The XenoLab
I've tried to do some
serious data mining to dig forward how the different electronics in Xenon
Disco was built. I have a bunch of PCB layouts that we used, sketches,
etc, but sadly enough the component placing diagrams seems to have been
lost to most of them.
Here's however a peek into what the "XenoLab" worked with:
LEC-320 MUX PCB (c) P.Sandstrom
This is the silk screen for
the LEC-320 MUX . It feaures ...
- The multiplexer unit with latches, logic and opto decoupling
- Two A/D converters with LP filters for the music control
- Strobe control output
... so it was basically the final "all in one" -solution that held the most used and most important electronics that was developed and tried out using "Diabolic Box" over the years. Looks like it was made on christmas eve 1996 !
Our stroboscopes were designed according to this draft. We built two of them, bigger capacitors were added later and the resistors that limits the current while charging were also replaced with smaller values. This way we cranked up the brightness to a acceptable level (= making 'tau' smaller). Seemed that we couldn't get more "juice" out from this design, to improve it we would have had to charge the caps with higher voltage.
This exposes our early ideas on how to make the strobes flash in a nice and controlled manour. 1) HI and LO pass filters (with a master gain control) that generated pulses that trigged the strobes on the music. 2) a 555 timer circuit that trigged the strobes. In a more mature version of the control unit we had a master and a slave pulsegenerator, the master was running slower (e.g. 1.5 seconds) and generated the intervals of flash-bursts. The frequency of the bursts was generated by the slave and was high (e.g. 5Hz). Of course that resulted in 1.5 seconds of 5Hz flashes, 1,5 seconds of no flashes and so on.

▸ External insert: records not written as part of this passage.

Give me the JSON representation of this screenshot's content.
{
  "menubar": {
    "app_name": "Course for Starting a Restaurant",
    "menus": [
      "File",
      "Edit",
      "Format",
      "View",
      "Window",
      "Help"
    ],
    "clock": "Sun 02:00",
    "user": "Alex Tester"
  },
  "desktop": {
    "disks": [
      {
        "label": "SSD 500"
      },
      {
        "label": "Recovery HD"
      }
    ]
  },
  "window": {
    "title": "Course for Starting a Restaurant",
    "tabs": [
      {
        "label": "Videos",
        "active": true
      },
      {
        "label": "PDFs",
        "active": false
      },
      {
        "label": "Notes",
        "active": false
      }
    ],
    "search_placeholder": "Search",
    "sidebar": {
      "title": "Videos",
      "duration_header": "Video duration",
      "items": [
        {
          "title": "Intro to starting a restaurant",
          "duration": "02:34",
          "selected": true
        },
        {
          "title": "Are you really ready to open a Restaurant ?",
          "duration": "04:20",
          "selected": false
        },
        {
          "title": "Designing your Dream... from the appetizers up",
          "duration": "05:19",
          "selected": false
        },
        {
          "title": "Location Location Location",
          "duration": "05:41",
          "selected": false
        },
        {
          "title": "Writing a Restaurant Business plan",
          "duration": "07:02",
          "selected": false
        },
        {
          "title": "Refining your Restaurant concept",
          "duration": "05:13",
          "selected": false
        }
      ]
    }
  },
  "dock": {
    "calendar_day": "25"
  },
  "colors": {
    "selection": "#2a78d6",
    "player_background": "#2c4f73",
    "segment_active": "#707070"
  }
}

I'm not quite sure but this resembes the A/D converter used to convert the bass beats in the music to pulses. The music came in to a pre amp with a lowpass filter and then moved on to a optocoupler (yes, we did have a lot of problems with floating grounds and strange voltage potentials on gigs as the wiring at the places we played wasn't always very good. That's why optocouplers is used in so many designs - our stuff went into the great semiconductor heaven on a regular basis otherwise). It was the computer who did the actual A/D conversion. We used the paddle-inputs of the commodores which basically reads the resistance from a potentiometer (using current if I remember correctly), and the potentiometer was the optocoupler.
Relay driver / control circuit
draft (c) P.Sandström
I found a lot of discarded 12V relays at the scrapyard in Vasa and thought
that they might come in handy. They seemed to have been used in some kind
of telecommunications equipment. I thought that it would be a nice idea
to use them for controlling some low voltage light effects we had. So
above is the draft for the PCB which allows a commodore to drive the relays.
They also made a cunning clicking sound when they ran, controlled by the
light sequencer.
Relay driver / control circuit
PCB (c) P.Sandström
Above is the final (manually taped) PCB. The whole shebang was fitted
in an old case which I think had held the electronics for a discarded
TTY-terminal. Looked quite cool.